The hostage-taker at a Hillary Clinton campaign office walked out this evening and was immediately arrested. The final hostage ran out just beforehand, ending a drama that began more than five hours earlier.
The hostage-taker, who claimed to have a bomb, walked into the office shortly before 1 p.m. and took several hostages, police and witnesses said. The campaign said earlier they were volunteers. The man let a woman with an infant go immediately and at least one other woman got out about two hours later. The dramatic ending came shortly after 6 p.m.
The police said earlier no one had been injured, and that appeared to still be true at the end.
The man walked out of Clinton's satellite office with his arms at his side. He put down a homemade bomb-like package and was immediately surrounded by SWAT team officers with guns drawn. The suspect was put on the ground, handcuffed and taken two blocks to the police office.
Clinton was in the Washington area at the time, but the confrontation brought her campaign to a standstill just five weeks before the New Hampshire primary. She canceled all appearances, as did her husband, and the security around her was increased as a precaution.
The suspect was an older man known around the town to be mentally unstable, a law enforcement official told The Associated Press earlier. The official declined to be identified because he was not authorized to speak pubicly about the case.
The official said the man walked into the campaign office and opened his jacket, revealing what appeared to be a pipe bomb. The law enforcement official confirmed the name of the man as Leeland Eisenberg and said Eisenberg demanded to speak with Clinton. Authorities did not know what Eisenberg wanted to talk to Clinton about. They believe the device strapped to the man's chest was made with road flares, not a bomb, the official said.

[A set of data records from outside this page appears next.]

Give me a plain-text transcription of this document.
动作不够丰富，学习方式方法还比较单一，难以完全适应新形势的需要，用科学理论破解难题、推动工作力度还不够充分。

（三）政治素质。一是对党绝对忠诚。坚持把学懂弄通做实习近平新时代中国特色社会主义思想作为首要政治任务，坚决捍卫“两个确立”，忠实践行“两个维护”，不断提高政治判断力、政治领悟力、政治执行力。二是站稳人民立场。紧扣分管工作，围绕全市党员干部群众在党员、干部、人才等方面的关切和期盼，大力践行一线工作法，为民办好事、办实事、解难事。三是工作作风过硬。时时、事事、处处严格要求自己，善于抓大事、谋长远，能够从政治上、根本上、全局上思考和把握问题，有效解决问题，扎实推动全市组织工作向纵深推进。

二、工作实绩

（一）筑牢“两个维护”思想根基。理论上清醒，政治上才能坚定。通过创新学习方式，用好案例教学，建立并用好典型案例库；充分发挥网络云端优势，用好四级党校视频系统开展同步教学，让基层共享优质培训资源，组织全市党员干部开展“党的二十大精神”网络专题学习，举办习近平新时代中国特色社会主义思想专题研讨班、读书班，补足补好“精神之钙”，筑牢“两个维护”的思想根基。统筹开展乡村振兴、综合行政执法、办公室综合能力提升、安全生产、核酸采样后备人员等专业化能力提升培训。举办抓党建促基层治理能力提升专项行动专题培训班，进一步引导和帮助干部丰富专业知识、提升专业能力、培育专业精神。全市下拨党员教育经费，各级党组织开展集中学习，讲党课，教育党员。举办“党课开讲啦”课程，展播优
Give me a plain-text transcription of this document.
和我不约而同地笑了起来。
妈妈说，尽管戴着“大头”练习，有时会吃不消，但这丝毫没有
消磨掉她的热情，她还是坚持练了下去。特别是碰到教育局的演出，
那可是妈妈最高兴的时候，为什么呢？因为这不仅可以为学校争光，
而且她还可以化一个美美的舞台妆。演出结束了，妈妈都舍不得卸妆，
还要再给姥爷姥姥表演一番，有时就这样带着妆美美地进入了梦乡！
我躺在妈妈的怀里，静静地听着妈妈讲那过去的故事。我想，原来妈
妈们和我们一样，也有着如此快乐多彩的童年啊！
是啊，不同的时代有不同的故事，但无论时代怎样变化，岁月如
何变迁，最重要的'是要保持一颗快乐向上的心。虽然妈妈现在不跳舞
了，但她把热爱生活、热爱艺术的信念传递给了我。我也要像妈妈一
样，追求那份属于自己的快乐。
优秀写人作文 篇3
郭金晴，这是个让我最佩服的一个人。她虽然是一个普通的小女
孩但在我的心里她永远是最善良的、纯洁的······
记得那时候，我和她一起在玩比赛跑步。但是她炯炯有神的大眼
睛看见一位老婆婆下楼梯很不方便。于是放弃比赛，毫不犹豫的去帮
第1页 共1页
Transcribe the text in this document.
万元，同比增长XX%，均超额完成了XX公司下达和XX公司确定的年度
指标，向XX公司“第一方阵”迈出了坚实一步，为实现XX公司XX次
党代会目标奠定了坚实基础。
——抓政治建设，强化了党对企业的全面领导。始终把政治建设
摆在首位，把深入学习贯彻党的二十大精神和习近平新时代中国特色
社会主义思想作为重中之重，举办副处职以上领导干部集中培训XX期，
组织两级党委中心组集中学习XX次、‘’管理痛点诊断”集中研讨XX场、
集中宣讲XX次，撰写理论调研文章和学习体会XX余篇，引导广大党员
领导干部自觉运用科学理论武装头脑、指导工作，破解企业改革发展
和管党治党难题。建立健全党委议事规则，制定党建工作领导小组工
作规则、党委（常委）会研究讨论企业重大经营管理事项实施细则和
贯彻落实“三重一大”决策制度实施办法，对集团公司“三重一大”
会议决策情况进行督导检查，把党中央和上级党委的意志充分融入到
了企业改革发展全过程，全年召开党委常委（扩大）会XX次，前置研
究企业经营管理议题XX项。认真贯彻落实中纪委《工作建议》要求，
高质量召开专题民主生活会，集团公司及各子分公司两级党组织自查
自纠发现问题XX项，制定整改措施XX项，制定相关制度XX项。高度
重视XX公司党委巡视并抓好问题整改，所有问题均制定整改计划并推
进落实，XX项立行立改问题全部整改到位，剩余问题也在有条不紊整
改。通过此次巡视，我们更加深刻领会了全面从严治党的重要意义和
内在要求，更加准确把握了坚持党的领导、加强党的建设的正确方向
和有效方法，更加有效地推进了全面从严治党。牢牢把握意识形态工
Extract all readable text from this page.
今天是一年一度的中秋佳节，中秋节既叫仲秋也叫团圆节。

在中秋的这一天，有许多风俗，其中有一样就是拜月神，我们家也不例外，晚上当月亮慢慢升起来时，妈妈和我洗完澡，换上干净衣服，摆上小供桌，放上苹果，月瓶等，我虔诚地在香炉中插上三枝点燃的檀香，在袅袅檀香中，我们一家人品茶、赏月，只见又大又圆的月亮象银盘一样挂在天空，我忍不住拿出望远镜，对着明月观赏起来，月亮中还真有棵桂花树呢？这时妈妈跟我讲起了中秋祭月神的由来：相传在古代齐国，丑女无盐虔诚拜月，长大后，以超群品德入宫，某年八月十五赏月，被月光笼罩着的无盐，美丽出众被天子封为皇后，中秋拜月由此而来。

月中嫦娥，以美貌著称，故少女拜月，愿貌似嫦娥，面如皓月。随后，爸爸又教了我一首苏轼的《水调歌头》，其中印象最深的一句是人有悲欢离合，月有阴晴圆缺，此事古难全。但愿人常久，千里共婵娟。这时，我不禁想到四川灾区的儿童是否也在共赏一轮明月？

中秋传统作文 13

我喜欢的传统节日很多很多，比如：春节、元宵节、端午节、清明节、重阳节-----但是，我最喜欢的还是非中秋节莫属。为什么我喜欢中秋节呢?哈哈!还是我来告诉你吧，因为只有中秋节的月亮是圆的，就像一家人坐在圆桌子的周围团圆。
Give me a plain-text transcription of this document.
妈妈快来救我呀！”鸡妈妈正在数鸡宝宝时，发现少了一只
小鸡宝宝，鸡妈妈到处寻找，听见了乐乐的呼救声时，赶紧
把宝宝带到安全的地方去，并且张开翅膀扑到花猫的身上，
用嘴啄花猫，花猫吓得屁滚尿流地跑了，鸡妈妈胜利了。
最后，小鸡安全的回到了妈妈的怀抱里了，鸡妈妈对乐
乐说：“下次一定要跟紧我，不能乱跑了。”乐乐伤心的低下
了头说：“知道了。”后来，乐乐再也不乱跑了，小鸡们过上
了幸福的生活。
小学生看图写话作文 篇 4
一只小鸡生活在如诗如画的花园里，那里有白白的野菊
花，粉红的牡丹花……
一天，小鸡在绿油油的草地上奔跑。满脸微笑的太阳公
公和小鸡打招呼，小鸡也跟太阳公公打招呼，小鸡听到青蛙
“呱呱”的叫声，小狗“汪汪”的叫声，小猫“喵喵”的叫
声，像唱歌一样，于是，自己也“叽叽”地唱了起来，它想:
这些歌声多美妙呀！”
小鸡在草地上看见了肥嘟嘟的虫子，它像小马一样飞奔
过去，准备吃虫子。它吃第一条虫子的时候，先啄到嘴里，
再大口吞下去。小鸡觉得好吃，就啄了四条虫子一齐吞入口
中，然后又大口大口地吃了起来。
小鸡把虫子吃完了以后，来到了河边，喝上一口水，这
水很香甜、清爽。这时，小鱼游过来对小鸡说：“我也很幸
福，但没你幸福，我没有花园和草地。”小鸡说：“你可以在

Eisenberg made local headlines in March when he held a news conference on the steps of Rochester City Hall to complain about a police policy of placing fliers in unlocked cars warning motorists to lock their doors. "This is nothing more than a gimmick to get around the Constitution and go around in the middle of the night upon unsuspecting citizens in their own yard and search their vehicles," Eisenberg said. The police, who said they were just trying to reduce theft from motor vehicles, changed the policy in response.